On April 5, 1948, the Allegheny Lutheran Home was incorporated with Rhoads as executive director. He remained in this role until his retirement in 1978. Through the leadership of Rhoads, the Allegheny Lutheran Home at Hollidaysburg opened in 1950.

A temporary residence was opened in Johnstown in 1954, and a second Allegheny Lutheran Home opened there in 1960.

“We just did a major refurbishing of the personal care wing and added a child day care center there, as well,” Savage said.

In 1978, Daun McKee became executive director and ALSM expanded services, offering children’s day care programs through Growing Years Early Learning and Head Start programs in Bedford and Fulton counties. In the 1980s, services expanded to add adult day programs — Senior Daily Living Centers and before-and-after-school programs for children.

In the 1990s, ALSM continued to offer more community-based programs to assist individuals who wanted to remain independent in their own homes. ALSM at Home now provides in-home personal care and companion care in Blair, Cambria and Somerset counties.

A third senior living community, the Oaks at Pleasant Gap, opened in Centre County.

“We had a generous donor in Centre County — Margaret Schreffler, who donated $1 million. Her donation was to provide residential care services in Pleasant Gap,” Savage said.

In 1996, McKee retired, Savage became president and CEO of ALSM and the growth continued.

“Under my tenure, we became more financially sustainable and expanded independent living cottages for seniors.
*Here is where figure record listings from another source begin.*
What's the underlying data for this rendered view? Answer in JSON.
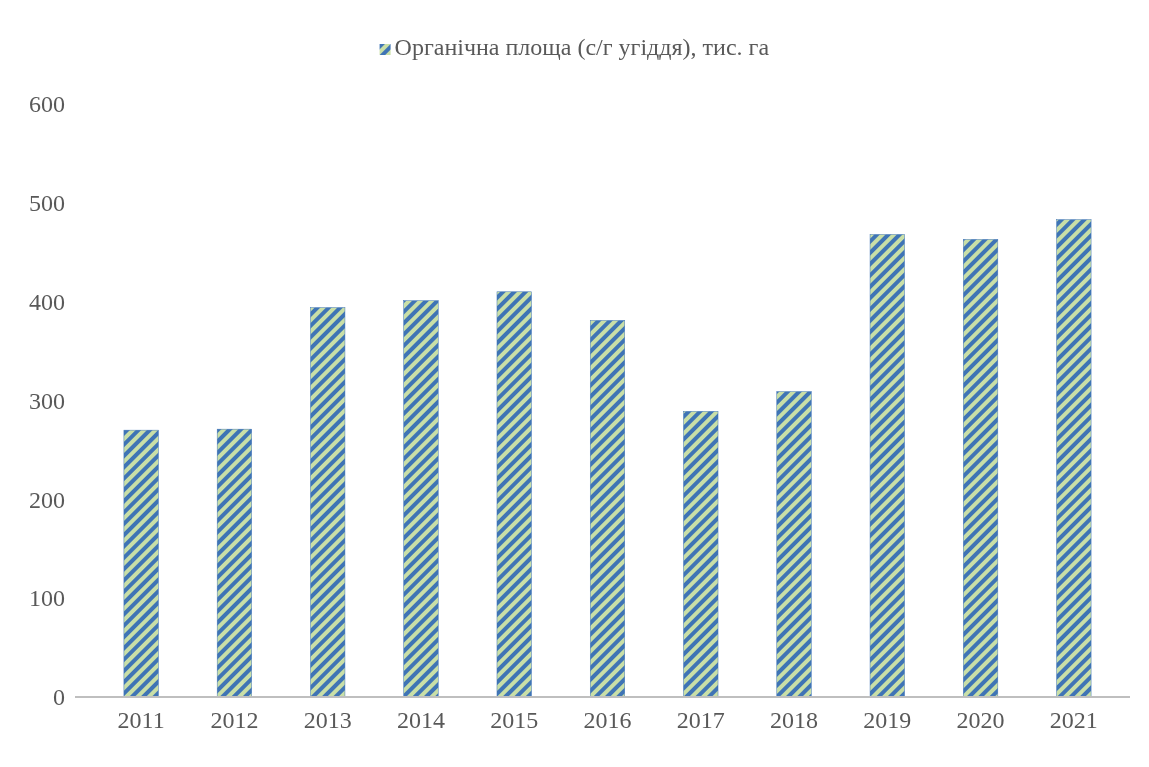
{
  "chart_data": {
    "type": "bar",
    "categories": [
      "2011",
      "2012",
      "2013",
      "2014",
      "2015",
      "2016",
      "2017",
      "2018",
      "2019",
      "2020",
      "2021"
    ],
    "series": [
      {
        "name": "Органічна площа (с/г угіддя), тис. га",
        "color": "#3f74b5",
        "values": [
          270,
          271,
          394,
          401,
          410,
          381,
          289,
          309,
          468,
          463,
          483
        ]
      }
    ],
    "ylim": [
      0,
      600
    ],
    "yticks": [
      0,
      100,
      200,
      300,
      400,
      500,
      600
    ],
    "grid": false,
    "legend": "top"
  }
}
We recently opened new independent living cottages by the golf course called Blairmont Commons. We upgraded our personal care home in Johnstown. We’ve moved into retired assisted housing for seniors in Pleasant Gap and Somerset. We are consolidating our two senior daily living centers into a new building in Somerset that will be done this summer,” Savage said.

The growth also included a new administration building along Logan Boulevard.
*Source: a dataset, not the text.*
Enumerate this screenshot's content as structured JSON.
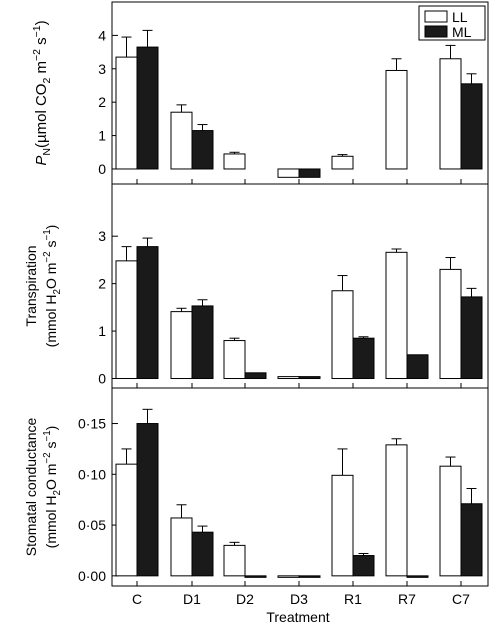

“The small administration building in Hollidaysburg was not adequate for our needs. We have well over 100 people on a waiting list for independent living cottages. We needed the land for cottages. We also felt we needed a building that was more visible. We did a survey, and people said they thought all we did was run the Lutheran home in Hollidaysburg,” Savage said.

ALSM officials are proud of their growth.
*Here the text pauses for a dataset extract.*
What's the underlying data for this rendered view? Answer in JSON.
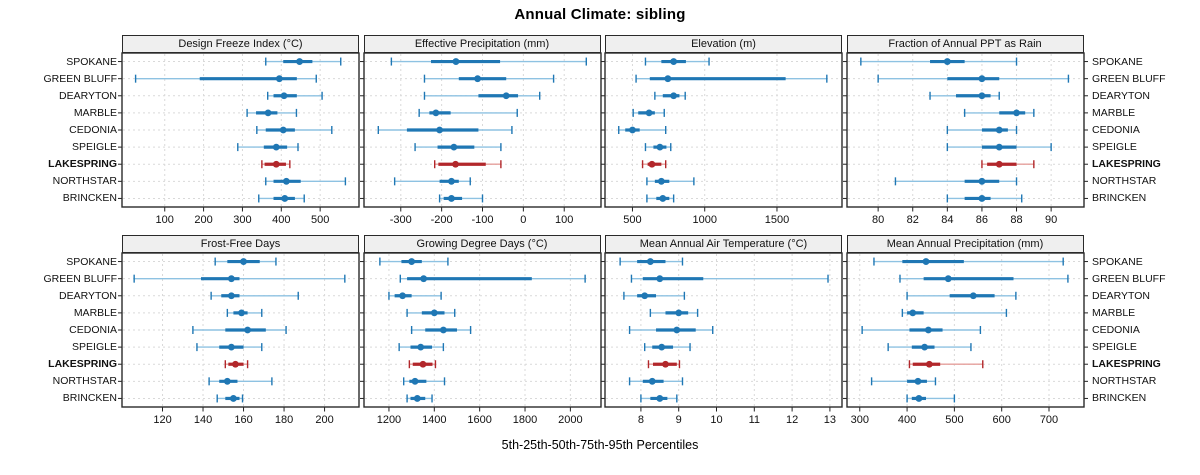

“I am most proud of Allegheny Lutheran Social Ministries continuing to grow and serve the needs of the people. I’ve been told people believe we care for people deeply and treat our staff right. We fulfill the mission to serve people through love, compassion and mercy. We walk the talk. Each year, we provide more than $2 million in charitable care to those residents who have outlived their resources,” Savage said.

“ALSM has grown and succeeded precisely because of the strong faith and outstanding abilities of our unparalleled staff. From the top on down, they are men and women of the finest character, inspired by their mission to provide the best for our clients and explore new ways to meet the needs of our community,” said Pastor John Miller of Trinity Lutheran Church in DuBois, chairman of the board of trustees.

Savage credits the board for the growth.

“I think our board of trustees has a real commitment to Allegheny Lutheran Social Ministries and a vision to grow and continue to serve people and look at programs we would consider starting. They have been very supportive. We have been good stewards of the funds we have because we use good business principles,” Savage said.

Savage expects ALSM to continue to grow.

“We look for opportunities in program expansion, partners who have a similar mission to ours. I think we will see more independent living for seniors. People want to stay in their homes. There will be more cottages with services coming from the community to help maintain their own homes. We want to do anything to help people remain independent in their own homes. That is the wave of the future,” Savage said.